Мы не виделись пять лет, я тосковал о нем днем и ночью и всякий раз представлял себе его возвращение чем-то потрясающим, но на самом деле все произошло очень просто и обыденно. Отец был без шапки, на жирных растрепанных волосах налипло несколько соломинок, в волосах этой девочки тоже, будто они только что вылезли из скирды. Лицо отца немного отекло, уши усыпаны чирьями, на подбородке черная с сединой щетина. На правом плече битком набитая желтая брезентовая сумка, к наплечному ремню привязана эмалированная кружка. На груди вытертой армейской шинели старого образца две коричневые пуговицы отлетели, но нитки, которыми они были пришиты, еще торчат, видны и вмятины от пуговиц. Штаны не разберешь какого цвета, на ногах высокие, уже не новые, яловые сапоги, они доходят ему почти до колен, покрыты грязью, но кое-где блестят как лакированные. При виде этих сапог я тут же вспомнил о его прежней славе, если бы не они, в то утро он выглядел бы совсем блёкло в моих глазах. На красной шапочке девочки, которая, держа его за руку, еле поспевала за ним вприпрыжку, беспорядочно подпрыгивал растрепанный помпон. Полы темно-красного пуховика почти волочились по земле, она смахивала в нем на надутый кожаный мяч и словно катилась на бегу. Смуглое лицо, большие глаза, длинные ресницы, густые, не подходившие ей по возрасту брови почти сходились на переносице лаково-черной прямой линией. Ее глаза сразу заставили вспомнить Дикую Мулиху, отцову любовницу и соперницу матери. Я к Дикой Мулихе не только не испытывал ненависти, но даже симпатизировал ей, и до того, как они с отцом убежали, любил бывать у нее в ресторанчике; одной из причин этой симпатии было то, что я мог там поесть вдоволь мяса, но не только в этом было дело, она была мне близка, а когда я узнал, что она – любовница отца, стал относиться к ней как-то еще более по-родственному.

Я не стал звать его, а совсем не так, как много раз представлял себе при виде его, не обращая ни на что внимания, бросился в его объятия, жалуясь на то, сколько страданий мне пришлось пережить после его ухода. Я не стал сообщать матери, что он пришел. Лишь метнулся к створке ворот и застыл там как часовой. Увидев, что ворота распахнуты, мать взялась за ручки и привела в движение похожий на небольшую гору мотоблок. Когда он оказался напротив проема ворот, с улицы туда как раз подошел отец с маленькой девочкой.

– Сяотун? – как-то неуверенно крикнул он.

Я не ответил, уставившись на мать. Она вдруг побледнела, ее взгляд остановился, будто заледенел; мотоблок, как слепая лошадь, ткнулся в угол стены у ворот; и затем она, точно подстреленная птица, соскользнула с сиденья водителя.

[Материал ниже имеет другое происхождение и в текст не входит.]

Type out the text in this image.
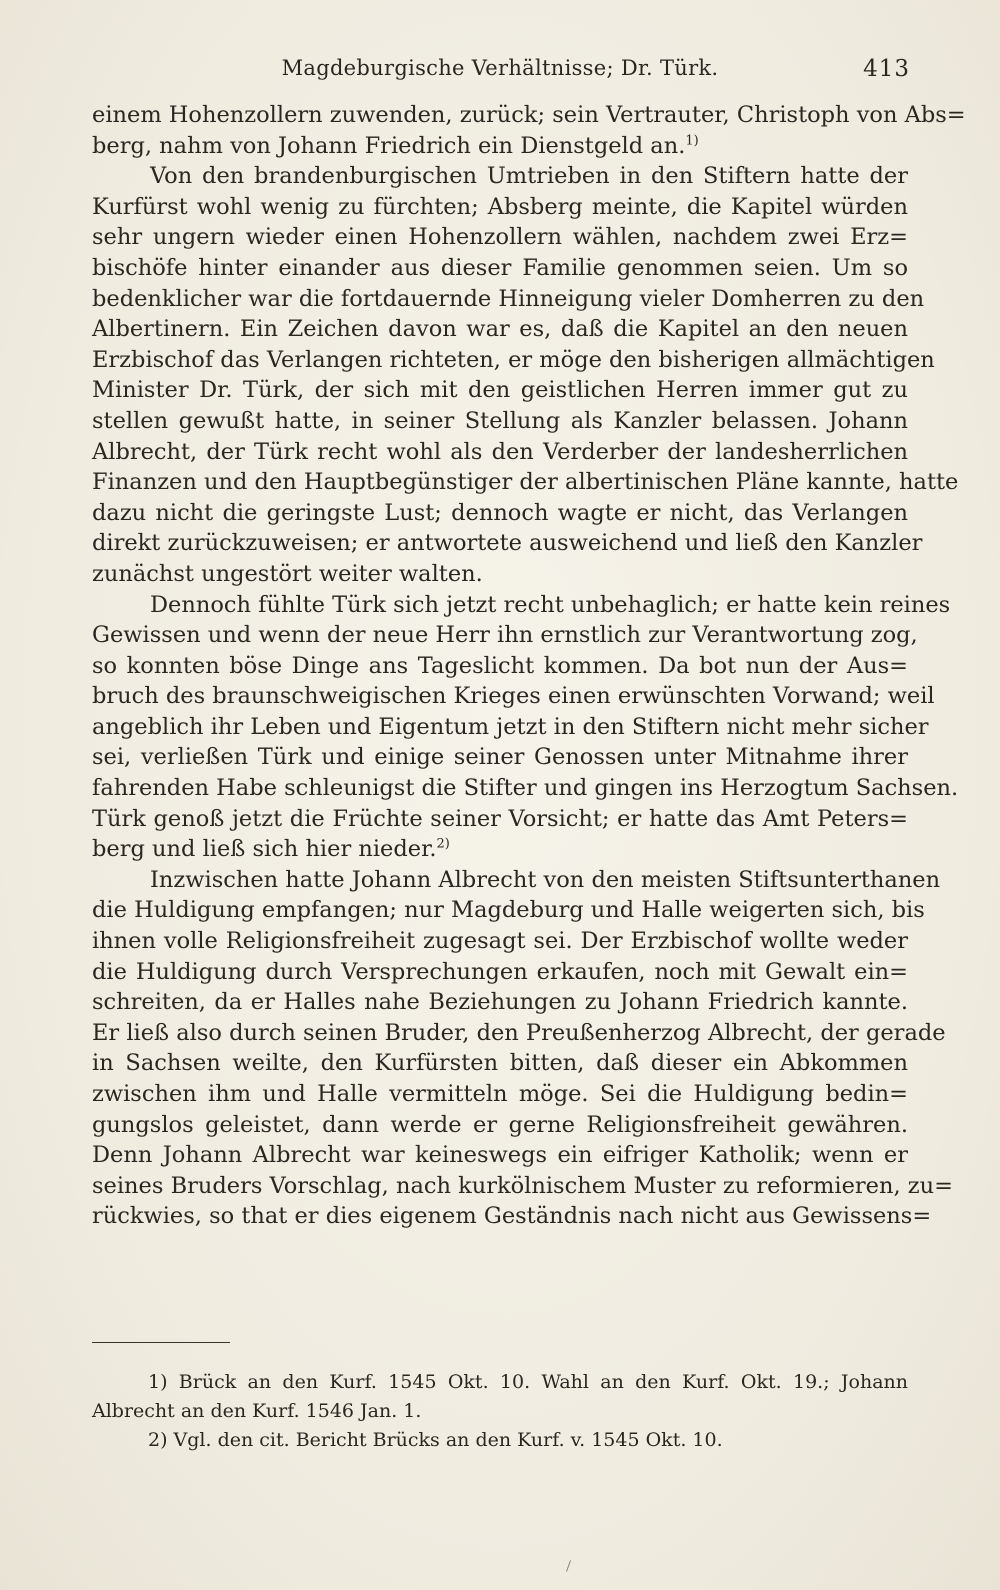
Magdeburgische Verhältnisse; Dr. Türk.	413
einem Hohenzollern zuwenden, zurück; sein Vertrauter, Christoph von Abs=
berg, nahm von Johann Friedrich ein Dienstgeld an.$^{1)}$
Von den brandenburgischen Umtrieben in den Stiftern hatte der
Kurfürst wohl wenig zu fürchten; Absberg meinte, die Kapitel würden
sehr ungern wieder einen Hohenzollern wählen, nachdem zwei Erz=
bischöfe hinter einander aus dieser Familie genommen seien. Um so
bedenklicher war die fortdauernde Hinneigung vieler Domherren zu den
Albertinern. Ein Zeichen davon war es, daß die Kapitel an den neuen
Erzbischof das Verlangen richteten, er möge den bisherigen allmächtigen
Minister Dr. Türk, der sich mit den geistlichen Herren immer gut zu
stellen gewußt hatte, in seiner Stellung als Kanzler belassen. Johann
Albrecht, der Türk recht wohl als den Verderber der landesherrlichen
Finanzen und den Hauptbegünstiger der albertinischen Pläne kannte, hatte
dazu nicht die geringste Lust; dennoch wagte er nicht, das Verlangen
direkt zurückzuweisen; er antwortete ausweichend und ließ den Kanzler
zunächst ungestört weiter walten.
Dennoch fühlte Türk sich jetzt recht unbehaglich; er hatte kein reines
Gewissen und wenn der neue Herr ihn ernstlich zur Verantwortung zog,
so konnten böse Dinge ans Tageslicht kommen. Da bot nun der Aus=
bruch des braunschweigischen Krieges einen erwünschten Vorwand; weil
angeblich ihr Leben und Eigentum jetzt in den Stiftern nicht mehr sicher
sei, verließen Türk und einige seiner Genossen unter Mitnahme ihrer
fahrenden Habe schleunigst die Stifter und gingen ins Herzogtum Sachsen.
Türk genoß jetzt die Früchte seiner Vorsicht; er hatte das Amt Peters=
berg und ließ sich hier nieder.$^{2)}$
Inzwischen hatte Johann Albrecht von den meisten Stiftsunterthanen
die Huldigung empfangen; nur Magdeburg und Halle weigerten sich, bis
ihnen volle Religionsfreiheit zugesagt sei. Der Erzbischof wollte weder
die Huldigung durch Versprechungen erkaufen, noch mit Gewalt ein=
schreiten, da er Halles nahe Beziehungen zu Johann Friedrich kannte.
Er ließ also durch seinen Bruder, den Preußenherzog Albrecht, der gerade
in Sachsen weilte, den Kurfürsten bitten, daß dieser ein Abkommen
zwischen ihm und Halle vermitteln möge. Sei die Huldigung bedin=
gungslos geleistet, dann werde er gerne Religionsfreiheit gewähren.
Denn Johann Albrecht war keineswegs ein eifriger Katholik; wenn er
seines Bruders Vorschlag, nach kurkölnischem Muster zu reformieren, zu=
rückwies, so that er dies eigenem Geständnis nach nicht aus Gewissens=
1) Brück an den Kurf. 1545 Okt. 10. Wahl an den Kurf. Okt. 19.; Johann
Albrecht an den Kurf. 1546 Jan. 1.
2) Vgl. den cit. Bericht Brücks an den Kurf. v. 1545 Okt. 10.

Отец на миг замер, раскрыв рот и обнажив желтоватые зубы; потом закрыл рот и прикрыл их; затем опять открыл рот и захлопнул вновь. С каким-то раскаянием он посмотрел на меня, словно ожидал от меня помощи. Я торопливо отвел глаза. Он поставил сумку на землю, отпустил руку девочки и, поколебавшись, направился к матери. Дойдя до нее, он опять глянул на меня, я снова отвел взгляд. Наконец, он склонился над сидевшей у мотоблока матерью и поднял ее. Тем же застывшим взглядом она непонимающе посмотрела на него, словно на незнакомого. Отец оскалился, захлопнул рот, из горла у него вырвалось подобие кашля. Мать вдруг протянула руку и царапнула его по лицу. Потом вырвалась у него из рук, повернулась и пустилась бегом к дому. Ее ноги подгибались, как полоски лапши, будто из них исчезли все кости. Она бежала, раскачиваясь в разные стороны, загребая грязь и воду. Влетев в дом, с грохотом захлопнула за собой дверь, причем с такой силой, что одно из стекол вылетело, упало на землю и разлетелось на мелкие кусочки. Все затихло, но через какое-то время раздался долгий вопль, а потом она заголосила на все лады.